Ibunya Hulliyah terkesiap dan langsung mempersilahkan besannya itu masuk ke dalam rumah.
Kini mereka tengah duduk di lantai beralaskan tikar sederhana, tidak ada jamuan istimewa hanya air teh hangat yang tersaji di depan mereka.
"Maaf, Pak ... Bu, kami tidak menyambut dengan baik. Ayahnya Hulliyah masih di kebun, mungkin sebentar lagi pulang."
Belum ada obrolan yang serius diantara mereka karena memang sang ayah belum berada ditengah-tengah mereka.
Ibu Hulliyah dan orangtua Haqi mengobrol semakin akrab, mengenai hal-hal terkecil dari anak-anak mereka. Obrolan itu terhenti ketika sang ayah datang.
Ayah Hulliyah masuk ke dalam rumah dengan sedikit keheranan.

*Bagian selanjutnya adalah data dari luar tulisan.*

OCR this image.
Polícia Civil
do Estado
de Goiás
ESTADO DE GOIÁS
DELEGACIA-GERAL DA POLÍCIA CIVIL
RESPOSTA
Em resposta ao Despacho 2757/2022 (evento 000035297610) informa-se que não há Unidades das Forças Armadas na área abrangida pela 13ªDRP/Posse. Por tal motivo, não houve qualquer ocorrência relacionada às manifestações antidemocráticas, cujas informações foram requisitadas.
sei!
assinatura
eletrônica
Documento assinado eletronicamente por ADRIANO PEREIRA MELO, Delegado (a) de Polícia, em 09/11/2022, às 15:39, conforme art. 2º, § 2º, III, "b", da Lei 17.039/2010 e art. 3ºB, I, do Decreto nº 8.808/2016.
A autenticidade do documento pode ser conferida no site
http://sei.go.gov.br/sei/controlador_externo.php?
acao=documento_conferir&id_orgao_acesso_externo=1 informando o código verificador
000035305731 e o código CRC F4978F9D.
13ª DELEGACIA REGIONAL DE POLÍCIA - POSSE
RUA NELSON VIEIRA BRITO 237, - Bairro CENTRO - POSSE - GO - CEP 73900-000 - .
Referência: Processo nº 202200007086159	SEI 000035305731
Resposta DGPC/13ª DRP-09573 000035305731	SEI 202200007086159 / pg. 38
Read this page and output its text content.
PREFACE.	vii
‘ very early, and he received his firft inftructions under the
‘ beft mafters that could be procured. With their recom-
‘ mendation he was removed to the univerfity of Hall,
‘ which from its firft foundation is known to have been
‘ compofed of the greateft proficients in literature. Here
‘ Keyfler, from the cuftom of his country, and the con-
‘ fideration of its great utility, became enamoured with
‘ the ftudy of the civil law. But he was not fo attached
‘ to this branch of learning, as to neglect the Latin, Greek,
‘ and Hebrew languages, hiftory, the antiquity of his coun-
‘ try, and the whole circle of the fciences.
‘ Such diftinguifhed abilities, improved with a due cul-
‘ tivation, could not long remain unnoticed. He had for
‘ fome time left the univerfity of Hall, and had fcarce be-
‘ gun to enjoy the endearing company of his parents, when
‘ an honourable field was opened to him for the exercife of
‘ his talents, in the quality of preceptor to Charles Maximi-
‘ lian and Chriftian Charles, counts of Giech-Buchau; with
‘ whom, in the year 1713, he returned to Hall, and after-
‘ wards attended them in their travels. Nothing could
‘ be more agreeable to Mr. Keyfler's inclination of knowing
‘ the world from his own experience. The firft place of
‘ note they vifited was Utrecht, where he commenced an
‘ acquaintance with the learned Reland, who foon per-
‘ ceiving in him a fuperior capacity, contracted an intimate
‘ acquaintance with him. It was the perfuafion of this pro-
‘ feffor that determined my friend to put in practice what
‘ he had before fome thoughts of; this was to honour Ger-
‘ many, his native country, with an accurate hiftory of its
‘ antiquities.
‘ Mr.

"Ayah ... ini loh besan kita, orangtuanya Nak Haqi."
Ibu Hulliyah menggandeng suaminya dan menariknya untuk duduk bergabung.
Orangtua Haqi tersenyum ramah, tetapi tidak dengan ayah Hulliyah.
Ayah Hulliyah menatap sinis kearah besannya itu terkesan meremehkan.
Ayah Hulliyah berdiri kembali dengan angkuhnya seraya berkata, "sudah habis kesabaran saya, kenapa Anda baru muncul sekarang. Setelah anak saya menjadi bahan gosip orang sekampung. Jujur saya katakan, saya tidak menyukai Haqi. Percuma Anda berdua kemari, sebaiknya suruh Haqi mentalak anak saya secepatnya!"
Ayah Hulliyah berlalu masuk ke dalam kamar tanpa memperdulikan istrinya dan juga orangtua Haqi yang terkejut dengan ucapannya.
__ADS_1
"Pak ... Bu, maafkan suami saya. Ini ...."
Belum sempat ibunya Hulliyah menyelesaikan perkataannya, Pak Darmono menarik tangan istrinya untuk meninggalkan rumah itu.
Ibunya Hulliyah mengejar orangtua Haqi sampai keluar rumah, merasa tidak enak dengan kondisi yang ditimbulkan oleh suaminya.
"Pak ... Bu, tolong jangan begini! Mari kita selesaikan ini dengan baik-baik." kata Ibunya Hulliyah.
Pak Darmono menghentikan langkahnya kemudian berkata, "belum pernah saya dipermalukan seperti ini, jika kalian ingin hubungan ini tidak akan berlanjut maka saya pun tidak akan melanjutkan. Saya pastikan anak saya akan memutuskan hubungannya dengan anak Anda. Permisi, assalamualaikum."
Ibunya Hulliyah terpaku melihat kepergian besannya, betapa hal ini diluar keinginannya. Kini yang ada dalam benak sang ibu ialah Hulliyah, anaknya itu akan menjadi korban dari keegoisan ayahnya sendiri.
Detik itu juga sang ibu menghambur ke dalam rumah, meraup segala kemarahan dalam dada. Berjalan menghampiri sang suami yang menyambutnya di ruang tamu.
"Ayah ...."
Sang ayah dengan santainya menyalakan televisi tanpa melihat ke arah istrinya.
"Mau sampai kapan Ayah begini, kasihan Lia. Lia sudah menunggu hal ini sejak lama, kemudian Ayah hancurkan begitu saja. Dimana pikiran Ayah?"
Sang ibu mengatur napasnya yang tersenggal karena amarah.
"Ayah hanya ingin melihat kesungguhan mereka, Ayah ingin yang terbaik juga buat Lia. Biarkan Ayah memakai cara Ayah, Ibu jangan ikut campur." kata ayah dengan santainya.
Sang ibu hanya bisa menggeleng-gelengkan kepalanya tak percaya dengan tanggapan sang suami.
Ibu berlalu meninggalkan suaminya yang mulai sibuk menonton acara gosip itu.
--------------------------------
Sementara itu di tempat lain, Haqi kaget mendengar kabar bahwa orangtuanya berada di kampung halaman Hulliyah. Hal yang ditakutkannya terjadi, dalam sambungan telpon itu sang ayah terdengar murka dan akan segera ke rumah yang di tempati Haqi.
Selama mengajarpun Haqi nampak tidak berkonsentrasi, Haqi sangat ketakutan akan terjadi hal yang terburuk pada hubungannya dan juga Hulliyah.
Sepulangnya dari sekolahan, Haqi langsung pulang ke rumah yang selama ini ditempatinya seorang diri. Rumah sederhana yang dia beli dari jerih payahnya sendiri.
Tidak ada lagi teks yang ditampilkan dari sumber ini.